Alteration in amino acidic metabolism has been reported as one of the key features of ARDS development [8, 9], and it has also been found significantly up-regulated in COVID-19 patients [34, 39, 46, 47]. However, when we compared the metabolic profile of patients with ARDS due to COVID-19 or to IAP, we found that the amino acidic metabolism was decreased in COVID-19 patients. The serum concentrations of branched-chain amino acids (BCAAs), including isoleucine and valine, were decreased in COVID-19 compared with IAP patients. As elevated circulating BCAAs may promote oxidative stress [48], the lower levels of BCAAs in patients with COVID-19 may result in less intense inflammatory response as compared to patients with influenza A [49]. Downregulated BCAAs may also be considered a potential marker of the infection and its further involvement in the dysregulation of pantothenate and CoA biosynthesis [47], as confirmed by the enrichment analysis. Pantothenic acid (vitamin B5) is required for coenzyme A formation and is also essential for α-ketoglutarate and pyruvate dehydrogenase complexes as well as fatty acid oxidation, compromising the mitochondrial energy metabolism [50]. The increase in 2-hydroxybutyric acid, a readout of hepatic glutathione synthesis and marker of oxidative stress [50], and essential amino acids such as proline [51] confirmed more marked inflammatory and oxidative stress responses [52] in IAP than in COVID-19 patients. A previous study also identified dysregulation of propanoate metabolism as a novel pathway in the progression of COVID-19 [46], suggesting potential roles played by gut microbiota in the immune response [53]. Finally, the methyl-guanidine-to-creatinine ratio is an index of hydroxyl radical formation in the lung, and it was identified previously as a specific metabolic pattern of IAP [11].

Several limitations of the study should be acknowledged. First, the metabolic concentrations reported are relative to the total metabolic concentration, and baseline clinical differences among groups should be taken into consideration when interpreting the results. We did not perform absolute quantification because of limitations in sample manipulation for HR-MAS NMR analysis.
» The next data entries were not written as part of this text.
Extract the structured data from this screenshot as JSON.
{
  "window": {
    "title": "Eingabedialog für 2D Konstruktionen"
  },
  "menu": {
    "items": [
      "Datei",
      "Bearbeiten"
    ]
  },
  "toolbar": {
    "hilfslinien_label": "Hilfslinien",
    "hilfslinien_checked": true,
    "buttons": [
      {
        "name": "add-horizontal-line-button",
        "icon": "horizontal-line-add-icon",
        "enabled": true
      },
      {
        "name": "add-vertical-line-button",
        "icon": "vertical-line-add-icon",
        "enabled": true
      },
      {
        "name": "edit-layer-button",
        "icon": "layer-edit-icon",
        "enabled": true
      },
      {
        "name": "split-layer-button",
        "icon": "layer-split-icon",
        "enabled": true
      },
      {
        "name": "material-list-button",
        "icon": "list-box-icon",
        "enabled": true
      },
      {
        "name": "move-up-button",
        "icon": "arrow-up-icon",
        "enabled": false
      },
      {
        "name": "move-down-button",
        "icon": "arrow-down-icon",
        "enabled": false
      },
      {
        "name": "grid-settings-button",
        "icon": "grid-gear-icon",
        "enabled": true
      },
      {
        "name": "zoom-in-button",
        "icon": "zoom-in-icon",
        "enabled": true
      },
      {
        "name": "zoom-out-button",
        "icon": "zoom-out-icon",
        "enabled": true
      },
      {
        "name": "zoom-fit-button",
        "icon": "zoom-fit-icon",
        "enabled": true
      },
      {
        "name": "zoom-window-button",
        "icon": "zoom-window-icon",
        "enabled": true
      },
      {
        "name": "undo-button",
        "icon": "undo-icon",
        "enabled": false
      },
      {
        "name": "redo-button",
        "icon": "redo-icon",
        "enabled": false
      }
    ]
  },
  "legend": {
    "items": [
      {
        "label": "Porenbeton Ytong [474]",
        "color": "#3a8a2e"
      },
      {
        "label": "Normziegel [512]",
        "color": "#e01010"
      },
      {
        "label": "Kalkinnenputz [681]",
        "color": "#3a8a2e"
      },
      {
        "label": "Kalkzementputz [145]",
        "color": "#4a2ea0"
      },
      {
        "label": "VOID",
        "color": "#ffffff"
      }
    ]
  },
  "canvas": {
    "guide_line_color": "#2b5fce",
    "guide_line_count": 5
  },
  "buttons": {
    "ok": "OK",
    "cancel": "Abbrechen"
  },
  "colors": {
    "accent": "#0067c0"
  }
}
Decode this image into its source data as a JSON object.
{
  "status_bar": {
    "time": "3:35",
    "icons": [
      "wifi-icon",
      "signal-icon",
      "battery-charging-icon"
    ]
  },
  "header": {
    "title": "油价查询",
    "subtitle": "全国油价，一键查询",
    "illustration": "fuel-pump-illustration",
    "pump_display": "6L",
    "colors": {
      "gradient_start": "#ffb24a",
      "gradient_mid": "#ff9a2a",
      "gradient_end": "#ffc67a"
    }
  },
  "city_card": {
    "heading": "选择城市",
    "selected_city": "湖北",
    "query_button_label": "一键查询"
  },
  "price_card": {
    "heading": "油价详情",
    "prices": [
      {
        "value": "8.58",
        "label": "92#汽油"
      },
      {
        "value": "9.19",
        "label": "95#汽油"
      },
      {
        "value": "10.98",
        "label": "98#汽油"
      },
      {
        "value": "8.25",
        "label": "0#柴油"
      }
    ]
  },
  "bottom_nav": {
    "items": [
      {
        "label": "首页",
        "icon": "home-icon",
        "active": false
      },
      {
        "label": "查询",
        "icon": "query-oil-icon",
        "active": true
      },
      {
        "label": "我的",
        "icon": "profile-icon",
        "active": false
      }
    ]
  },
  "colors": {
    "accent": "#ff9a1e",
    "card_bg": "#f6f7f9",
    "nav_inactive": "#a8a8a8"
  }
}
External validation is required before the application of the specific metabolic fingerprint in clinical practice. Second, despite the overall similarity in disease severity (as measured by the SAPS II score, the SOFA score, and the mortality), patients differed in some characteristics, such as age and the requirement of noradrenaline, that could have an impact on the metabolic profile. Also, oxygenation impairment differed in the two groups, although the difference did not reach statistical significance. Third, some aspects of patients management could differ in the cohorts, as they span some years apart. Specifically, the way patients were mechanically ventilated could have had an impact on the metabolic profile. After the publication of the ARMA trial in 2000 [54], different studies reported changes in the way mechanical ventilation was used, i.e., a lower tidal volume and slightly higher PEEP levels [55, 56]. However, other studies have failed to show significant changes after 2010 [57, 58]. Thus, it is unlikely that the metabolic changes reported in the present study are due to different mechanical ventilation strategies in the two groups. Fourth, ARDS was diagnosed according to the AECC, followed when the first cohort was recruited.

Conclusions

In summary, we have characterized a specific metabolomic fingerprint that allows the discrimination between ARDS due to SARS-CoV-2 or to H1N1-2009 influenza virus in ARDS patients. The description of the metabolic alterations herein reported will help better understand the pathobiology of ARDS and its different causes and may have translational implications for biomarker discovery and the design of novel therapeutic targets.